We had our first night with Kennedy and it went mostly well. She cried and I would nurse her and then we would put her back to sleep. There was one time when she wouldn’t go back down so the nurse came in and took her to the nursery so we could get some sleep and then brought her back when it was time to feed. Early that morning they took her back to the nursery to get her vitals and found her blood sugar was low. They gave her some formula so they could then check it again and see if it improved, but since it didn’t they decided it was best that she be brought to the NICU.

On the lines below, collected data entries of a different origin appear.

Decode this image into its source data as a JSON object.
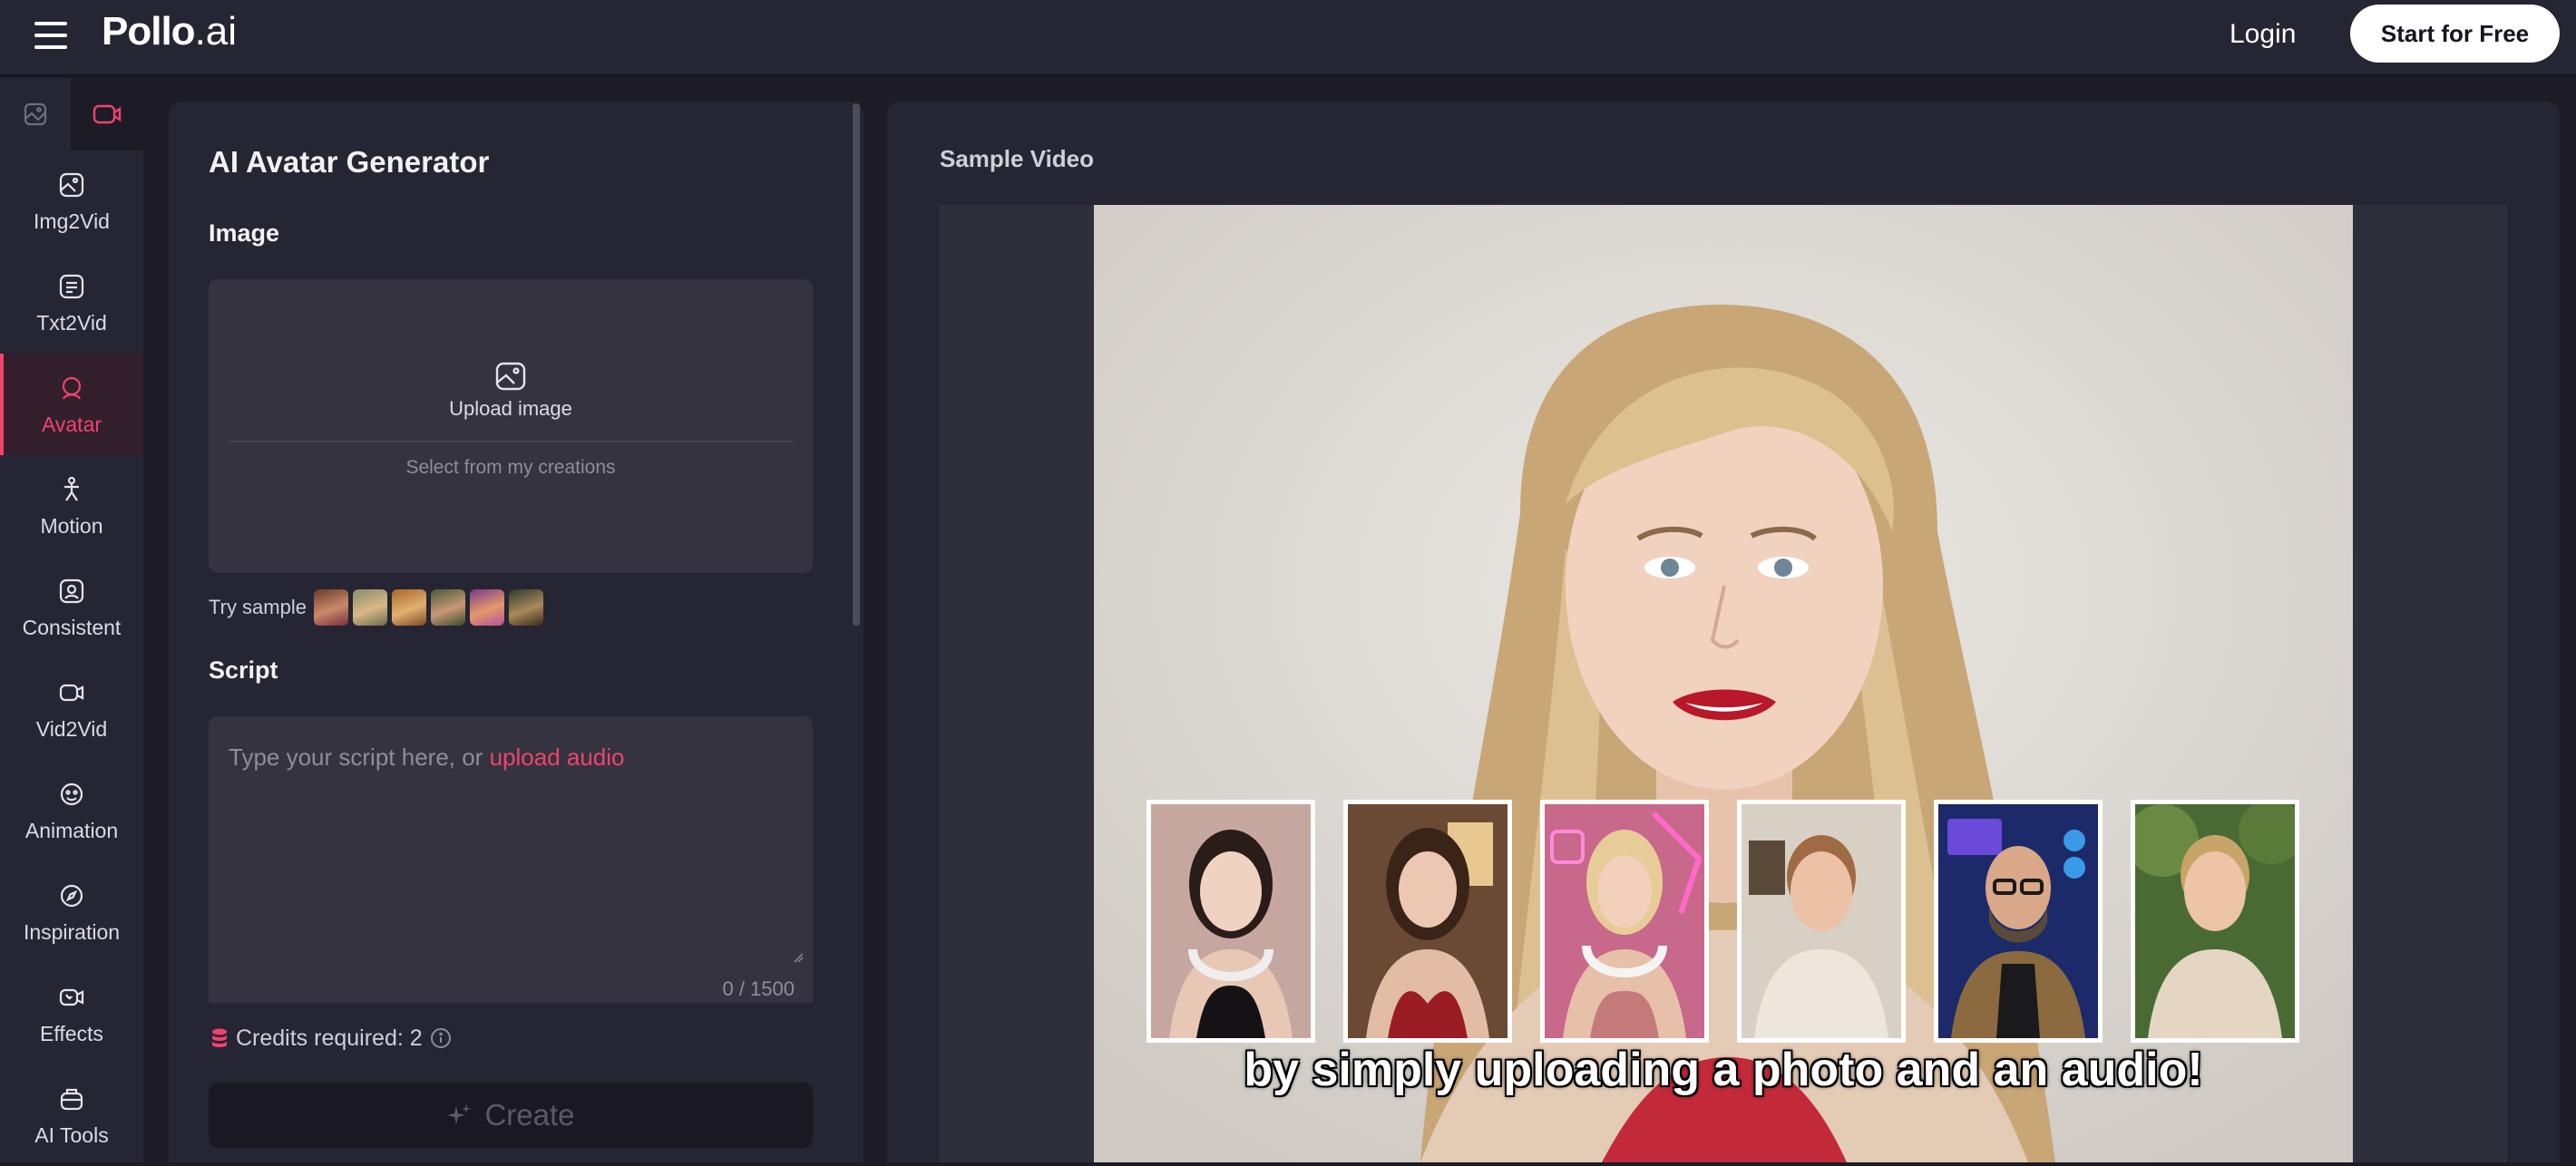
{
  "header": {
    "menu_icon": "hamburger-icon",
    "logo_main": "Pollo",
    "logo_suffix": ".ai",
    "login_label": "Login",
    "cta_label": "Start for Free"
  },
  "sidebar": {
    "mode_toggle": [
      {
        "icon": "image-mode-icon",
        "active": false
      },
      {
        "icon": "video-mode-icon",
        "active": true
      }
    ],
    "items": [
      {
        "label": "Img2Vid",
        "icon": "img2vid-icon",
        "active": false
      },
      {
        "label": "Txt2Vid",
        "icon": "txt2vid-icon",
        "active": false
      },
      {
        "label": "Avatar",
        "icon": "avatar-icon",
        "active": true
      },
      {
        "label": "Motion",
        "icon": "motion-icon",
        "active": false
      },
      {
        "label": "Consistent",
        "icon": "consistent-icon",
        "active": false
      },
      {
        "label": "Vid2Vid",
        "icon": "vid2vid-icon",
        "active": false
      },
      {
        "label": "Animation",
        "icon": "animation-icon",
        "active": false
      },
      {
        "label": "Inspiration",
        "icon": "compass-icon",
        "active": false
      },
      {
        "label": "Effects",
        "icon": "effects-icon",
        "active": false
      },
      {
        "label": "AI Tools",
        "icon": "toolbox-icon",
        "active": false
      }
    ]
  },
  "form": {
    "title": "AI Avatar Generator",
    "image_section": "Image",
    "upload_label": "Upload image",
    "select_creations": "Select from my creations",
    "try_sample_label": "Try sample",
    "script_section": "Script",
    "script_placeholder": "Type your script here, or",
    "upload_audio_label": "upload audio",
    "char_count": "0 / 1500",
    "credits_label": "Credits required: 2",
    "create_label": "Create"
  },
  "preview": {
    "title": "Sample Video",
    "caption": "by simply uploading a photo and an audio!"
  },
  "colors": {
    "accent": "#f0436d",
    "bg": "#1c1b26",
    "panel": "#262533",
    "field": "#34333f"
  }
}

When I found out my heart sank. I was angry and sad. I felt like we were repeating Ezra’s story and that’s not what I wanted! So after a few tears, I gathered my thoughts and determined that since I felt much better and had already started nursing I would do whatever it takes to keep nursing her at the feeding times. So for the next few days Reed would wheel me down to the NICU and I would nurse Kennedy and then she would have a little formula after they checked her blood sugar each time. It ended being three days in the NICU before she was released, so we only stayed in the hospital one extra day.

I actually really enjoy being in the hospital. There is unlimited sonic ice, cranberry juices, people who are always helping you and giving you pain meds, people who make your food for you and clean your room, and willing to help you get some much needed sleep. Plus the bed that moves up and down is amazing when you have trouble bending and moving after surgery. So staying an extra day (for me) is always something I kind of like, because once we go home it’s taking care of two human beings plus ourselves and doing it all on 2 hours of sleep increments.

But thank goodness for family, especially my mom who came and stayed with Ezra while we were in the hospital. And on top of it all Ezra came down with some sort of cold and was sneezing, feverish, coughing, and needing all the snuggles. She was up with him during the night and most nap times trying to get him well. And when we came home we had to work really hard to keep him away from the baby and me because of it was contagious. In fact, the day my mom left to go back home, she came down with what he had and had to get antibiotics and meds. But luckily, no one else seemed to get it! (Well, except my in-laws who also had it..)

So in the next couple weeks we slowly got a routine. I was eventually well enough that I moved into the bedroom (something that took way longer with my first) and once I began sleeping in the bedroom, I learned how to feed and change diapers all from the bed. (Thank you Halo Bassinet and thank you to The Drivers who let us borrow theirs!)

But after about a week I began having pain. My gallstones were back and eating began sparking pain. I would have dull mild pain after every meal and then out of nowhere a big attack would happen. I still had one pain pill from my c-section so it helped me get through what is usually the worst pain of my life. But the bad part was that I hadn’t eaten any of my trigger foods and I now was at a lost of how to proceed. It seemed everything I ate sparked pain and I wasn’t sure how I was going to make it 2 more weeks until my first appointment with the doctor and then who knows how long after that for surgery.

When I had that first attack, we called the doctor and left a message explaining the situation and a few days later we got a call back. The doctor wanted me to come in that day and try and do surgery the next day. It was sudden and shocking, but we knew it was something we needed to ASAP. So we headed in to begin the process.

What was supposed to be a day surgery ended up being three days in the hospital. After the gallbladder remover of over 100 stones I still had some in my bile duct, so the next day a different doctor had to go into my bile duct and remove over half a dozen stones. I stayed another night in the hospital and then went home the next day. It was tough and involved a lot of pain and anxiety, but luckily, the grandparents stepped up and helped take care of the kids. And now, I’m finally on the mend and we are slowly getting in a routine.